Sermons

Summary: A Good Friday sermon based on the crucifixion story from John’s gospel, where the ultimate glory of God is shown in the most improbably place, on the cross.

And so we come to the crucifixion. The cross stands at the very heart of Christianity. It has come to symbolise Christianity the world over. We put crosses at the front of our churches, crosses on the top of our churches, we were jewelery in the shape of crosses and crosses form the cover art for many editions of the Bible. It is the one symbol that has come to mean Christianity to the world. Muslims even refuse to have a branch of the red cross, preferring instead to have their own red crescent organisation, since the cross is closely associated with Christianity. In popular thought the shape of the cross is so closely tied with Christianity that in myth and fable it can be used as a ward against evil. For Christians the cross not only stands at the very centre of what we believe it also stands at the very centre of history. And yet in all this do have we lost what the cross really stood for.

The cross was the cruelest form of death and torture available to the Romans. In our modern and western world were prisoners have rights and those Western societies which still allow death as a punishment are meant to make every effort to make it as quick and painless as possible, it is easy to forget that crucifixion was not just a method of killing people but that it was also a method designed to do it as painfully as possible. The victim was left hanging naked on a cross often for days to linger in agony before the body simply has no strength left death follows. It is possible to run through the gruesome detail of how crucifixion works, why it is so painful and so long, but we are not going to do that. You see there is another side to the crucifixion, it was also designed to be public, humiliating, degrading and offensive. Crucifixion was not just a way of dealing with criminals it was a way of holding down revolutionaries, a way of showing how utterly contemptible they were and that in the end they were miserable failures. It is very hard to keep your dignity when you are nailed to a cross naked and in agony and left to die a lingering death in full view of everyone and theres nothing you can do to resist. Worse in Jewish culture it was to be considered to be cursed by God to die in such a way.

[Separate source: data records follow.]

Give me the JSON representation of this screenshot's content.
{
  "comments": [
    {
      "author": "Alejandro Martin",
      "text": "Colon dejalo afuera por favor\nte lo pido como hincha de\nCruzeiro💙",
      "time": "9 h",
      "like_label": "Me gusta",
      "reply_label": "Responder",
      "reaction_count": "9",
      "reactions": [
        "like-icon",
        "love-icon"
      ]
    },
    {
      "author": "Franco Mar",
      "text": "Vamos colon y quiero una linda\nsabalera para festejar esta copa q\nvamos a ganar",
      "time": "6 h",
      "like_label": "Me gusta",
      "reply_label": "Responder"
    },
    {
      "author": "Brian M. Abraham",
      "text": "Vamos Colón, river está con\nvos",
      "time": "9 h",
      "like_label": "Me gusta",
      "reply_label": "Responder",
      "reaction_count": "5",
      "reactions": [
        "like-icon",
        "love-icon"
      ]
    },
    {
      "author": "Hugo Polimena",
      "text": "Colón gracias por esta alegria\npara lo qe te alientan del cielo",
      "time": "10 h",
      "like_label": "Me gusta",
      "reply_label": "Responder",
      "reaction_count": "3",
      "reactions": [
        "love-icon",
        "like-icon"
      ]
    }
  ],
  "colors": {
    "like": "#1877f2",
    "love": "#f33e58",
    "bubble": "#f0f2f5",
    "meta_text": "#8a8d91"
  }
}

And yet this is the way that God chooses to reveal his ultimate glory. By taking this suffering, humiliation and curse upon himself. It was the reason he became human, to go to the cross. We read about Jesus and God going to be glorified, but in the context in which Jesus was talking it refers to the place he is going that Peter cannot yet follow, but will later, the cross. The cross is where we find the ultimate display of God’s glory. This place of humility and shame is the place where God reveals himself most fully. It is in the cross that we gain a full understanding of who Jesus is and so who God is. In the gospel of John we are told of signs that will serve to reveal Jesus’ glory. The first is the water into wine. The second is the healing of a nobleman’s son. Third, is the healing of the paralysed man at the pool. Fourth is the feeding of the 5000. Fifth is the healing of the man born blind. Sixth is the raising of Lazarus from the dead. And now we come to the final one, the seventh, the crucifixion. John has repeatedly told us that when Jesus is lifted up, it will then be the moment of God’s glory shining through him at full strength.

This is completely counter intuitive. At the moment when Jesus is humiliated and seemingly the most out of control, a failure, most human is when he reveals God’s glory. Generally we don’t like to think about it being God on the cross. It caused quite a bit of comment when the German theologian Jurgen Moltmann published his book entitled God Crucified. I have even had people say, you can’t say God crucified, its Jesus who was crucified. Almost as if you can separate out the human part of Jesus from the divine, and the divine leaves the human part on the cross while it escapes. But John, is telling us exactly the opposite of this. It was God himself who came down, became flesh and was suffering and dying on the cross. In a very real was it was God dying on the cross. God the Son, was suffering and dying on the cross. And it was at this moment when Jesus and John claim that the ultimate glory of God was displayed.